The services and support section described a comprehensive range of activities, projects and programmes that aim to support healthier diets for local residents.  However, there are inevitably some potential gaps and opportunities, examples of which are described below.

Given the relatively poorer dietary behaviour of adolescents and young people (discussed in the inequalities section), this may present a potential gap for local services to address.  However, this is likely to be filled at least in part by the new City and Hackney Children and Young People’s Health and Wellbeing Service, launched in October 2016.  This new, holistic service has a strong prevention focus and will deliver education and outreach in primary and secondary schools, and also in a range of youth and community settings.
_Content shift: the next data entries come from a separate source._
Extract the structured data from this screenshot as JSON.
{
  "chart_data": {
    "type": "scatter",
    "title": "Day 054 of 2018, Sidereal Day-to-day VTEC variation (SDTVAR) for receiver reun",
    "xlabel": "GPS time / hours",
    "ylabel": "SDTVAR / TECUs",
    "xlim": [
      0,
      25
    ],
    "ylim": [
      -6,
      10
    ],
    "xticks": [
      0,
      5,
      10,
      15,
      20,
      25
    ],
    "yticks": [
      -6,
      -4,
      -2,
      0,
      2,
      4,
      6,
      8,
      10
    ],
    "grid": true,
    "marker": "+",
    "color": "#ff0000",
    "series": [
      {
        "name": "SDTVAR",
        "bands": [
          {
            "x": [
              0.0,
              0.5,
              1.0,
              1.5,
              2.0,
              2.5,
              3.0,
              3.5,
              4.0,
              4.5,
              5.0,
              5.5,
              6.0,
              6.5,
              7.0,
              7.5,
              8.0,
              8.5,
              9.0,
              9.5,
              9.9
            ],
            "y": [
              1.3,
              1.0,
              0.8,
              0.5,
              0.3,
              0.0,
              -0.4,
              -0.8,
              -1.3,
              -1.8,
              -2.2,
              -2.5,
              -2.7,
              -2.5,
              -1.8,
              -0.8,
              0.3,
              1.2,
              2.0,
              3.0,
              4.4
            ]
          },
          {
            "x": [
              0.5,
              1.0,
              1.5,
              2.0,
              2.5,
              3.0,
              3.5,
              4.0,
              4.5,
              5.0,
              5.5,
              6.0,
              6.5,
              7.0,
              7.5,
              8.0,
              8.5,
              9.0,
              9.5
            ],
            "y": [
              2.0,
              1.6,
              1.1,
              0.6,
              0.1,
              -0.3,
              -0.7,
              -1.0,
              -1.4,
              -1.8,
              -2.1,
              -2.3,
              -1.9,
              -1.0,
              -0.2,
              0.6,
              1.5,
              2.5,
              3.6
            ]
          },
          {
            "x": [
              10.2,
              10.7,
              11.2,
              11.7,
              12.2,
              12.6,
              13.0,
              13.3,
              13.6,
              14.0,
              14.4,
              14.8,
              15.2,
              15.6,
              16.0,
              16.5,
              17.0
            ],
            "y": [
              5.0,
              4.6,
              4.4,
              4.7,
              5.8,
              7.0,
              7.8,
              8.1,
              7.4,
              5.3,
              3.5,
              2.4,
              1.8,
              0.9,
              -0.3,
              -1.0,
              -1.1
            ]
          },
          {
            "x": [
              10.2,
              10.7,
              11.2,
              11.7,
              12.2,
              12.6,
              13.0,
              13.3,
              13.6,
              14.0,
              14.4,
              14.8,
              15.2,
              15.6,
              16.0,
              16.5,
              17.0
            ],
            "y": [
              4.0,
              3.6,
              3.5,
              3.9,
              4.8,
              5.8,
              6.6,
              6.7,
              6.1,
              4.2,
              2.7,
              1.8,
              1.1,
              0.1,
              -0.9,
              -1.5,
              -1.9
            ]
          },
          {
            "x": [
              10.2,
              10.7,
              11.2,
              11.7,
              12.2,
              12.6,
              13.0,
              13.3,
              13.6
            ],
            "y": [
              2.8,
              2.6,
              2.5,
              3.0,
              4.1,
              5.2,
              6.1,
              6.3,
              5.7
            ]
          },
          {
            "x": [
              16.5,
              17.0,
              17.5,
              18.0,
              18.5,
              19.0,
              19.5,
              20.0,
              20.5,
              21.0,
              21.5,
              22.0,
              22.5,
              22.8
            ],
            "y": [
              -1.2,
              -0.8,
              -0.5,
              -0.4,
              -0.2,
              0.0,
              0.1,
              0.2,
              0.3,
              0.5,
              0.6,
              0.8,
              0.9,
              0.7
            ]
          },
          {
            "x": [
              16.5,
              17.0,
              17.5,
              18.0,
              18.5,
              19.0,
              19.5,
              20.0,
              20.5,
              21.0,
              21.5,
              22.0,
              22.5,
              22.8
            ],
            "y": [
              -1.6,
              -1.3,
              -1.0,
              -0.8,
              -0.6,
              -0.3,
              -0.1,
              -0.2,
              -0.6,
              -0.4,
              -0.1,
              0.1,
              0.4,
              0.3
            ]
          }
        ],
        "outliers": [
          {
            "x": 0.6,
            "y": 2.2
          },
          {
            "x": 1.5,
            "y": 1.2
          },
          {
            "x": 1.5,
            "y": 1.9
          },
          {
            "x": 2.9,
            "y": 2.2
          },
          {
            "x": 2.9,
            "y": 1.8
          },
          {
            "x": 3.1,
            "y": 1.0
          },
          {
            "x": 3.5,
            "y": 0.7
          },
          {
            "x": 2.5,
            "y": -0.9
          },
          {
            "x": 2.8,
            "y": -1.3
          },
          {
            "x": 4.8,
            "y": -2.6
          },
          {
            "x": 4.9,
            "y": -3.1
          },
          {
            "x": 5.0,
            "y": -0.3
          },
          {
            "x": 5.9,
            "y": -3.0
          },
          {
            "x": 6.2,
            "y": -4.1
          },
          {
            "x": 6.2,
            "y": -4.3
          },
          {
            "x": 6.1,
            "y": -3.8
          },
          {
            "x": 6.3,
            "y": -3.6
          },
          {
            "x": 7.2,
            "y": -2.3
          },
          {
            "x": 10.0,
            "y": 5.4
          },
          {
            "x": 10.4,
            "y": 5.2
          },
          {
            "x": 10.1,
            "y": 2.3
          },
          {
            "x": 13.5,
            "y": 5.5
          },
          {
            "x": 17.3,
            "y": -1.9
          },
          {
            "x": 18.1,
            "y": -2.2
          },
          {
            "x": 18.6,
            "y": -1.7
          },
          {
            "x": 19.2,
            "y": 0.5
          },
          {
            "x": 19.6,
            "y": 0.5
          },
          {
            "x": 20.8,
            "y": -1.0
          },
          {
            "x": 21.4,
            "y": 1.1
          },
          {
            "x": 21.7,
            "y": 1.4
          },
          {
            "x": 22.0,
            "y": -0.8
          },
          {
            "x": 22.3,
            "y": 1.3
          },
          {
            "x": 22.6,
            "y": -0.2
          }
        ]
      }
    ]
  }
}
As with other school-based interventions, the abundance of independent schools in Hackney does pose a challenge for ensuring equal access to the education provision within this service model, however this challenge is being addressed by engaging with affected communities to better identify need and tailor the provision to maximise coverage of the service.

Other planned and ongoing interventions to tackle the wider food environment (including work to reduce the ‘unhealthiness’ of hot food takeaways on sale locally) will also help to improve the diets of young people as well as other residents. There is also a current gap, in Hackney at least, in terms of working with local employers to create workplaces which support healthier eating for their staff. The City of London Corporation has already attained London Healthy Workplace Charter status and has a comprehensive offer of support to local businesses to create healthier workplaces through the Business Healthy programme. In Hackney, the council was awarded Charter status in October 2016, which is an excellent platform to start working with local employers in a similar way.
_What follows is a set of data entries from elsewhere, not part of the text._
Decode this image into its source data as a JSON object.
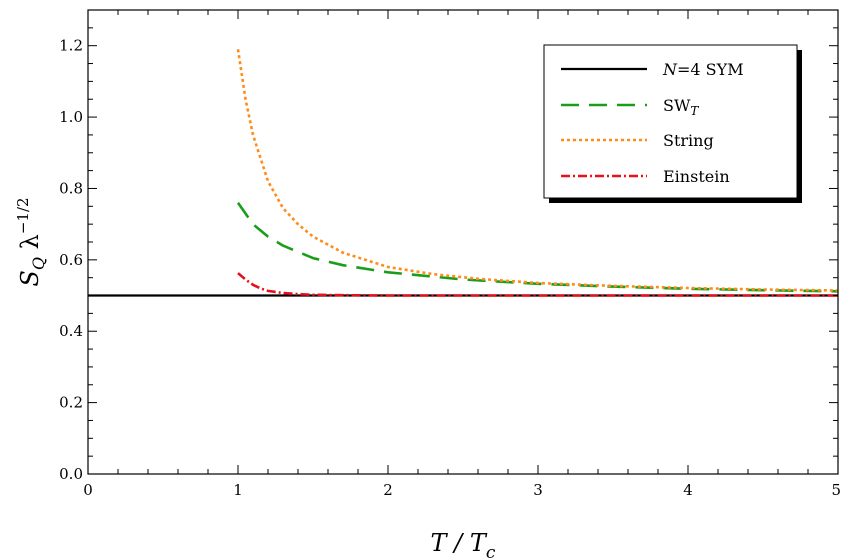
{
  "chart_data": {
    "type": "line",
    "title": "",
    "xlabel": "T / T_c",
    "ylabel": "S_Q λ^{-1/2}",
    "xlim": [
      0,
      5
    ],
    "ylim": [
      0,
      1.3
    ],
    "x_ticks": [
      0,
      1,
      2,
      3,
      4,
      5
    ],
    "y_ticks": [
      0.0,
      0.2,
      0.4,
      0.6,
      0.8,
      1.0,
      1.2
    ],
    "x_tick_labels": [
      "0",
      "1",
      "2",
      "3",
      "4",
      "5"
    ],
    "y_tick_labels": [
      "0.0",
      "0.2",
      "0.4",
      "0.6",
      "0.8",
      "1.0",
      "1.2"
    ],
    "grid": false,
    "legend_position": "top-right",
    "series": [
      {
        "name": "N=4 SYM",
        "color": "#000000",
        "style": "solid",
        "x": [
          0,
          5
        ],
        "y": [
          0.5,
          0.5
        ]
      },
      {
        "name": "SW_T",
        "color": "#1a9e1a",
        "style": "dashed",
        "x": [
          1.0,
          1.1,
          1.2,
          1.3,
          1.5,
          1.7,
          2.0,
          2.5,
          3.0,
          3.5,
          4.0,
          4.5,
          5.0
        ],
        "y": [
          0.76,
          0.7,
          0.665,
          0.64,
          0.605,
          0.585,
          0.565,
          0.545,
          0.533,
          0.525,
          0.519,
          0.515,
          0.512
        ]
      },
      {
        "name": "String",
        "color": "#ff8c1a",
        "style": "dotted",
        "x": [
          1.0,
          1.05,
          1.1,
          1.2,
          1.3,
          1.4,
          1.5,
          1.7,
          2.0,
          2.3,
          2.6,
          3.0,
          3.5,
          4.0,
          4.5,
          5.0
        ],
        "y": [
          1.19,
          1.05,
          0.95,
          0.82,
          0.745,
          0.7,
          0.665,
          0.62,
          0.58,
          0.56,
          0.547,
          0.535,
          0.527,
          0.521,
          0.517,
          0.514
        ]
      },
      {
        "name": "Einstein",
        "color": "#e8101a",
        "style": "dashdot",
        "x": [
          1.0,
          1.05,
          1.1,
          1.15,
          1.2,
          1.3,
          1.4,
          1.5,
          1.7,
          2.0,
          3.0,
          5.0
        ],
        "y": [
          0.563,
          0.545,
          0.53,
          0.52,
          0.513,
          0.507,
          0.504,
          0.502,
          0.501,
          0.5,
          0.5,
          0.5
        ]
      }
    ]
  }
}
The refresh of the local obesity strategy (which expires in 2018) also offers an excellent opportunity to review existing provision to ensure that it is based on the most up-to-date evidence of need and best practice to improve the diets of local people. This work is being led by a new Obesity Strategic Partnership (OSP) in Hackney, which was launched in early 2016 to guide a ‘whole systems approach’ to tackling obesity in the borough. The partnership is chaired by the Chief Executive of the council and includes membership from across a range of service areas that can influence aspects of the food (and physical activity) environment, as well as the NHS.  The new strategy will be informed by learning from current local projects, including the behaviour change pilot in Haggerston described earlier.